Пряжа Пенелопы - Клэр Норт
Рядом с братом стоит Электра, ее кожа накрашена свинцом, но когда он закрывает глаза, то видит только нахмуренные брови матери и слышит только крылья летучих мышей и гогот острозубых женщин.
Я смотрю на ряды собравшихся государей и великих мужей Греции и вижу меж ними и богов: вот Гермес берет что-то с блюда, Арес хмурится, прислонившись к стене, Афина стоит застывшая, как ее копье, здесь даже Гестия, наполовину одревесневшая от скуки в углу. Но мы все слышим, когда они скребутся когтями в двери дворца, мы все чувствуем гнилостный запах их дыхания. Эринии с акульими челюстями и налитыми кровью глазами. Я вздрагиваю, постепенно исчезаю, незаметно ухожу из провонявшего потом зала. Гермес исчез еще раньше: его спугнул первый же писк летучей мыши. Арес красиво стоит еще пару мгновений, но даже он не встанет между эриниями и их жертвой.

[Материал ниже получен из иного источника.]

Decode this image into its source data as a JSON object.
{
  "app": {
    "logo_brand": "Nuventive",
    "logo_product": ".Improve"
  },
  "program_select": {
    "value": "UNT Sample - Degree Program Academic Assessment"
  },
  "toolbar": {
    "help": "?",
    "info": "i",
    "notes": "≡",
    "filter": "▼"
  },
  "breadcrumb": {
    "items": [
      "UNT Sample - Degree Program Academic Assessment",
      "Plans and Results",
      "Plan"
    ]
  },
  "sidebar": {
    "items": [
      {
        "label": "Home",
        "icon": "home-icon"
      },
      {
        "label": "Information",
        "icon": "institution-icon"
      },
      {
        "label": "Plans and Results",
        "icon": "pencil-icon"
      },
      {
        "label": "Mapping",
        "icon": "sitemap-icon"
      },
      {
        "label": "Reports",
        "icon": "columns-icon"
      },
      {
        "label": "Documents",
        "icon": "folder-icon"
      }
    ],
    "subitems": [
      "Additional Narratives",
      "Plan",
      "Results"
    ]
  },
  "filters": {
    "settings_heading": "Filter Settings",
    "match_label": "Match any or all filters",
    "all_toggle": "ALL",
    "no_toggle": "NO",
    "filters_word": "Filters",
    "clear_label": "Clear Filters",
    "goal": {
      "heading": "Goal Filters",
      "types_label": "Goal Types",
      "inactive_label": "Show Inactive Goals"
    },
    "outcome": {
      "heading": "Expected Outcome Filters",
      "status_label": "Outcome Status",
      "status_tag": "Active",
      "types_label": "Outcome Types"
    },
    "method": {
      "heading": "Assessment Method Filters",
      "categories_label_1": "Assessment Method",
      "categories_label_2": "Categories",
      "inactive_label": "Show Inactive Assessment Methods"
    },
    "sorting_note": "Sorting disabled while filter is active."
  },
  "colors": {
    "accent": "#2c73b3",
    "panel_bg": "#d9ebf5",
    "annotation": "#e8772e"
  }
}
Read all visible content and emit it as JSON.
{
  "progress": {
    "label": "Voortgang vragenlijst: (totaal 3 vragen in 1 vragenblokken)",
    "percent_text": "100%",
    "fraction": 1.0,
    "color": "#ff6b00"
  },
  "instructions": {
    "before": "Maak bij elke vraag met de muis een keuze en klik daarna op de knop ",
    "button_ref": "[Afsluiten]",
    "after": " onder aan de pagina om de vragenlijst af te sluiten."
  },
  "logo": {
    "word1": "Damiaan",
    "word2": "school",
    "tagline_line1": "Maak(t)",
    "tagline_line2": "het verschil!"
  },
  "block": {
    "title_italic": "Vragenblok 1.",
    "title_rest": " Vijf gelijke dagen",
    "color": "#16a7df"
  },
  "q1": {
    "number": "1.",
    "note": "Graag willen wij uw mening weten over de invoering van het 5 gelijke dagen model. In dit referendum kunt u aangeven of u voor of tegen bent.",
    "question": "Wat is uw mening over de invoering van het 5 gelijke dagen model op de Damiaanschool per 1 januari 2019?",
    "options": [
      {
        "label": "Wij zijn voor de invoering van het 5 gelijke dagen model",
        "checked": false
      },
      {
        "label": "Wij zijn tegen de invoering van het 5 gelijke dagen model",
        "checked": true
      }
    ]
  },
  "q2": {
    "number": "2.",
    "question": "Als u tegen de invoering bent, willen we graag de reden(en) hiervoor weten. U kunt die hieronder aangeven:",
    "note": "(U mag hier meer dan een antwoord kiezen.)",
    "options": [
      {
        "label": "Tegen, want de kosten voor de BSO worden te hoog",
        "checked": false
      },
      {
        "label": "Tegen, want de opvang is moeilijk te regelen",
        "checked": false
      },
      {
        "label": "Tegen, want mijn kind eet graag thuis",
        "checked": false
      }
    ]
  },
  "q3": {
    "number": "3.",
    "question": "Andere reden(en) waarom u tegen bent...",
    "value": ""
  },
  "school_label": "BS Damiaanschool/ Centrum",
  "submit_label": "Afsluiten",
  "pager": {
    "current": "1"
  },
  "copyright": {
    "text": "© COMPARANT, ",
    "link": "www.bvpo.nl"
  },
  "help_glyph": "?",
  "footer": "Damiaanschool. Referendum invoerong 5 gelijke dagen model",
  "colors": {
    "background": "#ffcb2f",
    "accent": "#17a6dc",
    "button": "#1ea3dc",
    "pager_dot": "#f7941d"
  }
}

В конце концов, Орест ведь убил свою мать.
Менелай ухмыляется, глядя, как Орест поправляет на голове тяжелую диадему, и эта ухмылка стоит у меня перед глазами, когда я ухожу в ночь.
На Огигии Калипсо садится рядом с Одиссеем на его любимой скале, некоторое время они дружно сидят, слушая рокот моря внизу. Потом он внезапно хватает ее за шею, прижимает губы к ее губам, засовывает язык ей в рот так, будто хочет разорвать его, опрокидывает на землю и, закрыв глаза, прижимает своим весом.

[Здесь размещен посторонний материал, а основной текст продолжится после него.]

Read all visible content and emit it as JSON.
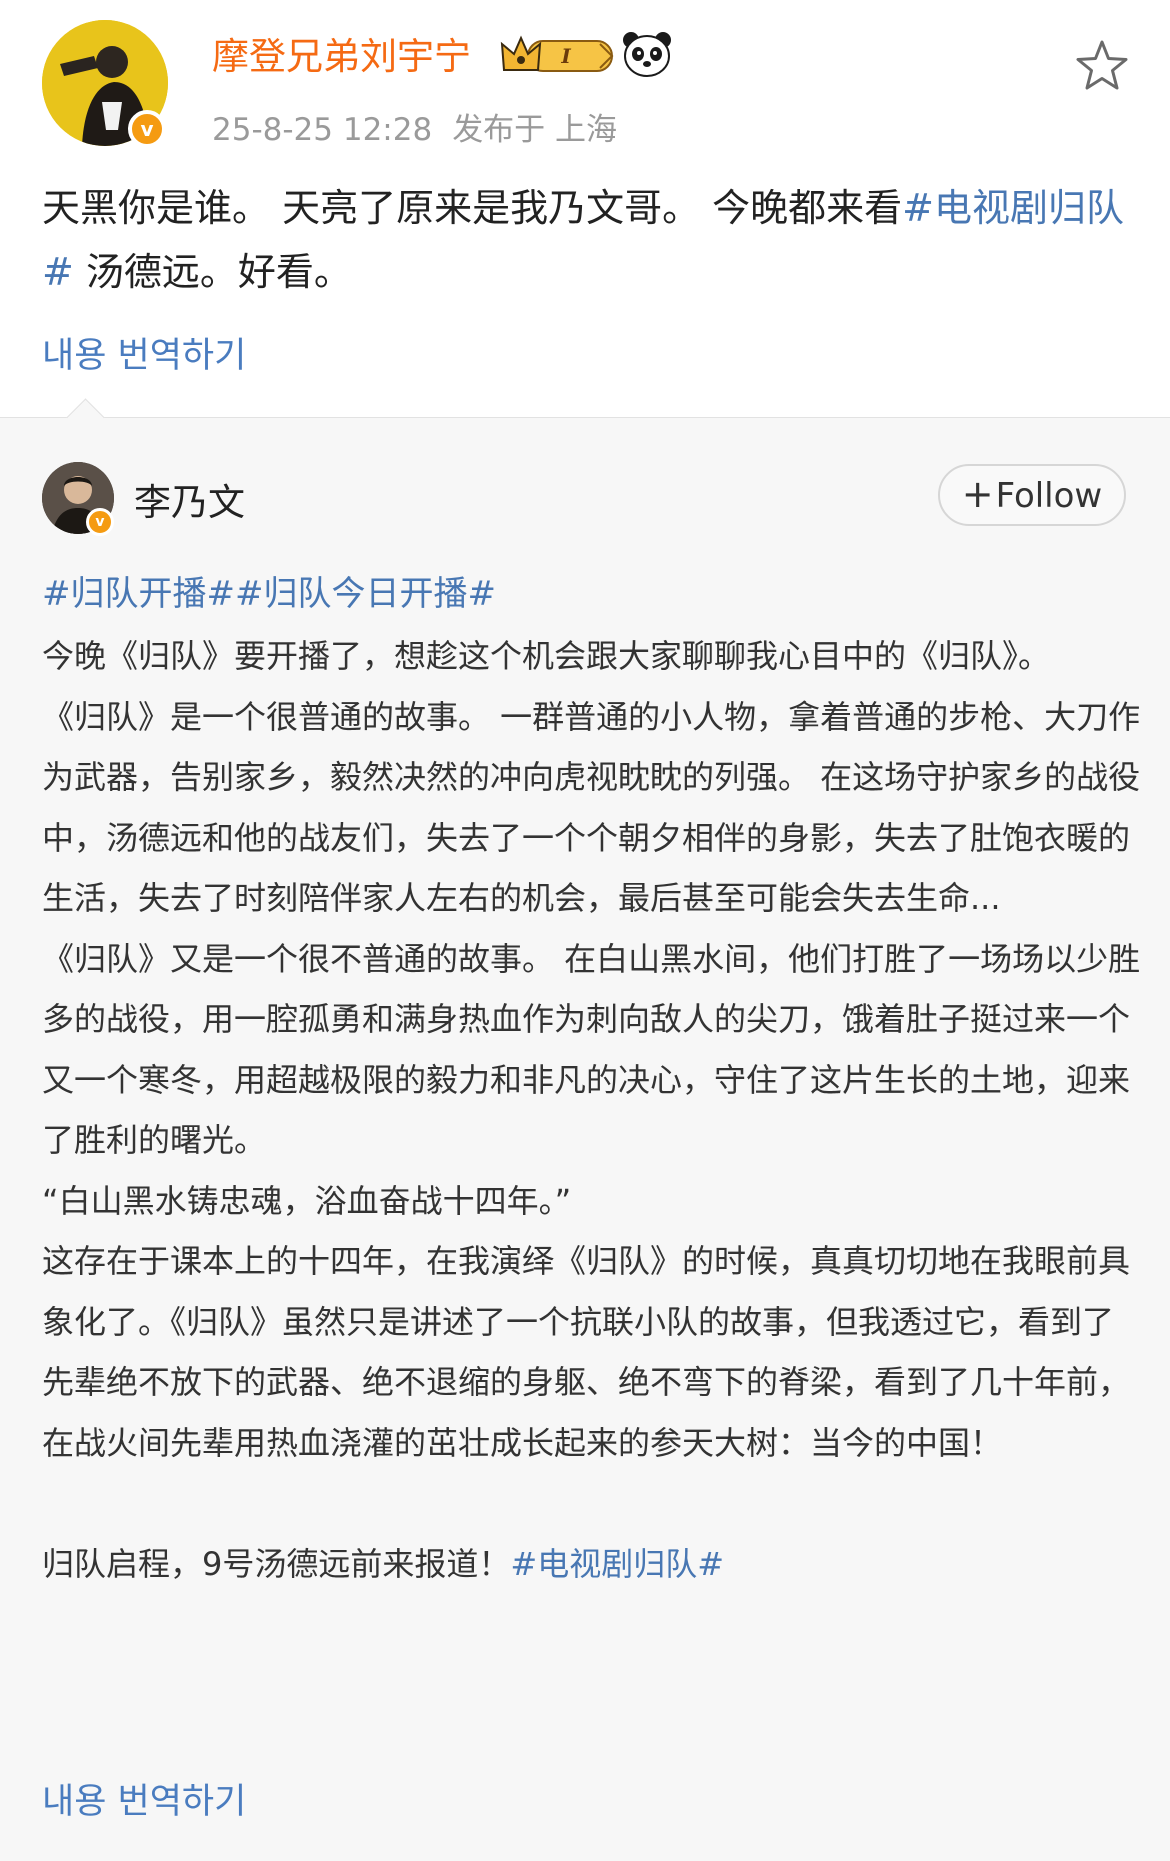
{
  "post": {
    "author": "摩登兄弟刘宇宁",
    "badge_level": "I",
    "timestamp": "25-8-25 12:28",
    "location": "发布于 上海",
    "text_plain": "天黑你是谁。 天亮了原来是我乃文哥。 今晚都来看",
    "text_hashtag": "#电视剧归队#",
    "text_end": " 汤德远。好看。",
    "translate_label": "내용 번역하기"
  },
  "repost": {
    "author": "李乃文",
    "follow_label": "Follow",
    "hashtags": "#归队开播##归队今日开播#",
    "paragraphs": [
      "今晚《归队》要开播了，想趁这个机会跟大家聊聊我心目中的《归队》。",
      "《归队》是一个很普通的故事。 一群普通的小人物，拿着普通的步枪、大刀作为武器，告别家乡，毅然决然的冲向虎视眈眈的列强。 在这场守护家乡的战役中，汤德远和他的战友们，失去了一个个朝夕相伴的身影，失去了肚饱衣暖的生活，失去了时刻陪伴家人左右的机会，最后甚至可能会失去生命...",
      "《归队》又是一个很不普通的故事。 在白山黑水间，他们打胜了一场场以少胜多的战役，用一腔孤勇和满身热血作为刺向敌人的尖刀，饿着肚子挺过来一个又一个寒冬，用超越极限的毅力和非凡的决心，守住了这片生长的土地，迎来了胜利的曙光。",
      "“白山黑水铸忠魂，浴血奋战十四年。”",
      "这存在于课本上的十四年，在我演绎《归队》的时候，真真切切地在我眼前具象化了。《归队》虽然只是讲述了一个抗联小队的故事，但我透过它，看到了先辈绝不放下的武器、绝不退缩的身躯、绝不弯下的脊梁，看到了几十年前，在战火间先辈用热血浇灌的茁壮成长起来的参天大树：当今的中国！"
    ],
    "closing_plain": "归队启程，9号汤德远前来报道！",
    "closing_hashtag": "#电视剧归队#",
    "translate_label": "내용 번역하기"
  },
  "colors": {
    "author_orange": "#f56a13",
    "hashtag_blue": "#4877b3",
    "link_blue": "#4a7cbf",
    "meta_gray": "#9a9a9a",
    "repost_bg": "#f7f7f7"
  },
  "icons": {
    "verified": "verified-v-icon",
    "level_badge": "crown-level-badge-icon",
    "panda": "panda-icon",
    "favorite": "star-outline-icon"
  }
}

В священном месте, в тайном лесу, Артемида говорит:
– Что? А, убивать мужчин. Да, это было весело. Но теперь я делаю другое, у меня другие дела, понимаешь.
Я стараюсь не смотреть на лежащую падчерицу, пока ее женщины усиленно причесывают ей волосы, и на миг завидую ее способности жить не завтрашним и не вчерашним днем, а просто здесь, в этой роще, залитой лунным светом.
В конце концов я неохотно разыскиваю Афину. Нам нужно кое-что обсудить наедине, теперь, когда луна прочертила свой круг.
На Олимпе ее нет.
И на постель Калипсо она не смотрит, не прислушивается к стонам, раздающимся в пахнущей благовониями опочивальне.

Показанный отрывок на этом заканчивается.